One big difference is that Rhode Island has a state income tax. Trusts with Rhode Island income or resident status may need to file RI-1041 and pay tax on Rhode Island–source income. Nonresident trusts file if they have Rhode Island–source income. Nevada does not impose a state income tax. Nevada-situs trusts therefore avoid a state-level income tax, though other states can still tax based on connections to them. 

Another contrast between the two states is how they handle duration. Rhode Island abolished the common-law rule against perpetuities. This allows very long-term or even perpetual trusts—but only for trusts drafted specifically that way. Nevada adopted a statutory approach. All future interests can remain unvested for up to 365 years under NRS 111.1031. That long window supports “dynasty” planning across many generations.

Directed Trusts and Decanting

Nevada stands out for directed trusts. Its statutes define trust advisers and protectors, describe when a trustee is a “directed fiduciary,” and limit the directed trustee’s liability when following an adviser’s instructions.
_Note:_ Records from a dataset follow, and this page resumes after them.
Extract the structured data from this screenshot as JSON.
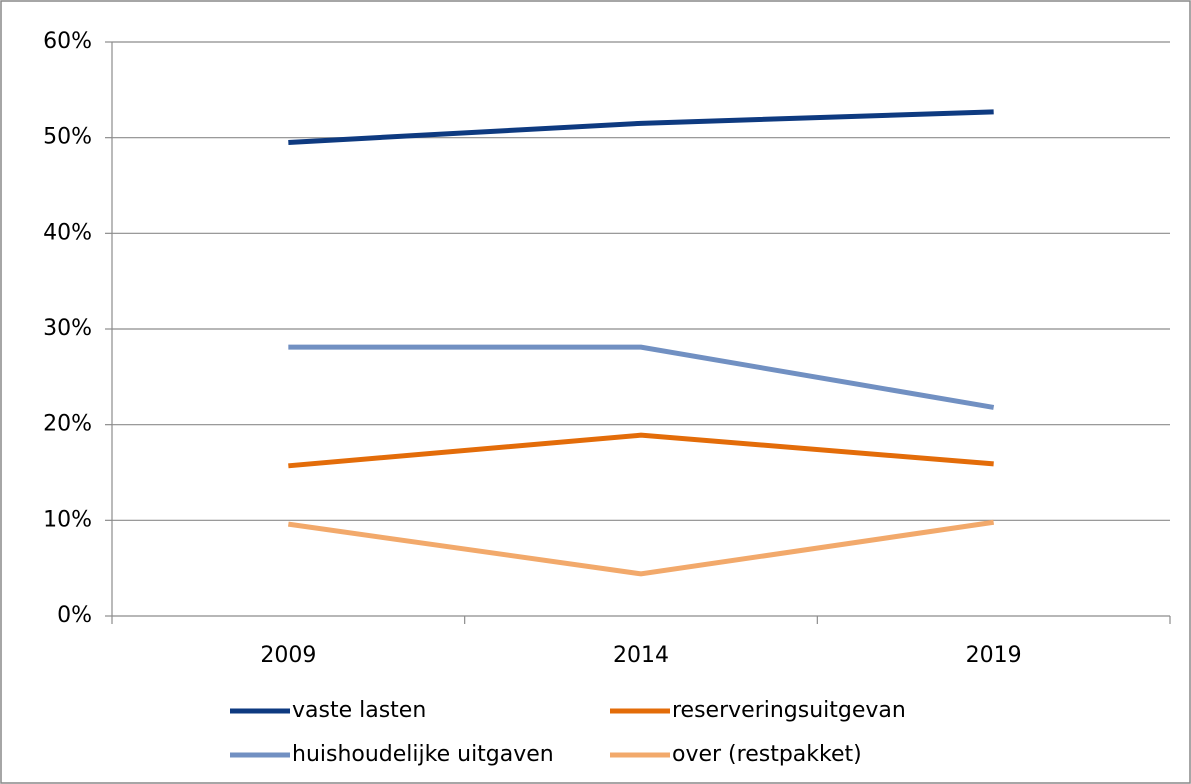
{
  "chart_data": {
    "type": "line",
    "categories": [
      "2009",
      "2014",
      "2019"
    ],
    "series": [
      {
        "name": "vaste lasten",
        "color": "#0e3a80",
        "values": [
          49.5,
          51.5,
          52.7
        ]
      },
      {
        "name": "reserveringsuitgevan",
        "color": "#e36c09",
        "values": [
          15.7,
          18.9,
          15.9
        ]
      },
      {
        "name": "huishoudelijke uitgaven",
        "color": "#7190c2",
        "values": [
          28.1,
          28.1,
          21.8
        ]
      },
      {
        "name": "over (restpakket)",
        "color": "#f2a96b",
        "values": [
          9.6,
          4.4,
          9.8
        ]
      }
    ],
    "ylim": [
      0,
      60
    ],
    "yticks": [
      {
        "value": 0,
        "label": "0%"
      },
      {
        "value": 10,
        "label": "10%"
      },
      {
        "value": 20,
        "label": "20%"
      },
      {
        "value": 30,
        "label": "30%"
      },
      {
        "value": 40,
        "label": "40%"
      },
      {
        "value": 50,
        "label": "50%"
      },
      {
        "value": 60,
        "label": "60%"
      }
    ],
    "grid": true,
    "legend": "bottom"
  }
}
This lets families split roles for investments, distributions, and administration. 

Both states permit “decanting,” which is the statutory power to move assets from one irrevocable trust to a new trust with updated terms. Nevada’s decanting is in NRS 163.556. Rhode Island’s decanting appears at R.I. Gen. Laws § 18-4-31. These tools help refresh older trusts without starting from scratch. 

More on Estate Tax

Again, Rhode Island has a separate state estate tax with an inflation-indexed threshold (although no inheritance tax). For 2025, the estate tax threshold is $1,802,431, published each December by the Division of Taxation. Nevada has no state estate or inheritance tax. This backdrop matters when estimating potential transfer costs for larger estates. 

Situs for Revocable Trusts in Rhode Island Versus Nevada

Situs is where a trust is legally based. With revocable trusts in Rhode Island versus Nevada, the differences lie with income taxation, court supervision, trustee options, and how easily you can use advisers or protectors. Nevada’s directed-trust framework and no-income-tax regime are attractive to some families. Rhode Island’s local connection can be useful for trusts centered on Rhode Island real estate, businesses, or beneficiaries.